College Athletes Should Proceed with Caution When Offered an Endorsement Deal Under New NIL Bill
College Athletes Should Proceed with Caution When Offered an Endorsement Deal Under New NIL Bill
Following a unanimous ground-breaking decision delivered by the U.S. Supreme Court in NCAA v. Alston, effective July 1, 2021, the NCAA adopted an interim Name, Image and Likeness (“NIL”) policy, which set off broad NIL legislation spanning the United States. While California was the first state to pass a NIL law, Florida pioneered the effort with an effective date of July 1, 2021. Following the passing of Florida’s NIL law, states raced to pass legislation hoping to catch up and compete as this college sports recruiting season swiftly approaches. In addition to the states, Congress has also become a part of this effort. As of late, there are seven proposed NIL laws circulating in Congress.

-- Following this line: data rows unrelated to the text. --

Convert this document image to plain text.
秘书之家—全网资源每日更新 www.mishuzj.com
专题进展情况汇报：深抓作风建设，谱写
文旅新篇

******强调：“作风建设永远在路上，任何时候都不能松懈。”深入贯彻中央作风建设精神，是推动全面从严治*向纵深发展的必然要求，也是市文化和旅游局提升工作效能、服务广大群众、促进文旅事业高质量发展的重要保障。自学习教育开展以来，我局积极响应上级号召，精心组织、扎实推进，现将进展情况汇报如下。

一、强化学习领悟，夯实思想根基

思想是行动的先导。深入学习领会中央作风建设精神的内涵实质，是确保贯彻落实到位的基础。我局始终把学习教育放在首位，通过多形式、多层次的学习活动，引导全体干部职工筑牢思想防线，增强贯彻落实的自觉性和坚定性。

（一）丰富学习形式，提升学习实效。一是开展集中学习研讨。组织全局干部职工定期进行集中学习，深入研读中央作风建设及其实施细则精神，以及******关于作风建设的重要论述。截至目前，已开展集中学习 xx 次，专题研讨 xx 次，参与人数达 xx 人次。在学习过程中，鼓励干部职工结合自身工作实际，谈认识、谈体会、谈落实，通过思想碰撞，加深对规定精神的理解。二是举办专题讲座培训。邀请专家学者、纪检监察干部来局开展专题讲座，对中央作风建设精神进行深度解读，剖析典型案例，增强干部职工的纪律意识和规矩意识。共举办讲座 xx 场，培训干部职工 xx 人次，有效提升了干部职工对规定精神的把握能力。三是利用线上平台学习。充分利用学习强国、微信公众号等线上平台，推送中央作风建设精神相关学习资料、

The NCAA’s interim NIL policy suspends its NIL rules of all incoming and current intercollegiate student-athletes in all sports. The significance is that they allow the athletes to earn compensation from use of their names, images, and likenesses while maintaining their amateur athlete status. Previously, the NCAA and its member schools were profiting off of the fruits of these athletes’ labor, while the athletes themselves were prohibited the same benefit. While this is a major win for these hardworking athletes, they must proceed with caution and do so in compliance with their school and conference requirements, as well as variations in state and federal NIL laws. The athletes must be aware of the applicable requirements and laws before signing that endorsement deal.
With the flood gates open for opportunities and developing NIL laws, retaining an attorney to represent the college athlete’s interests is important to ensure the safety of the athlete’s interests against companies offering endorsement deals, and assist sports agents in navigating through the new laws to protect the athlete they represent in their professional pursuits.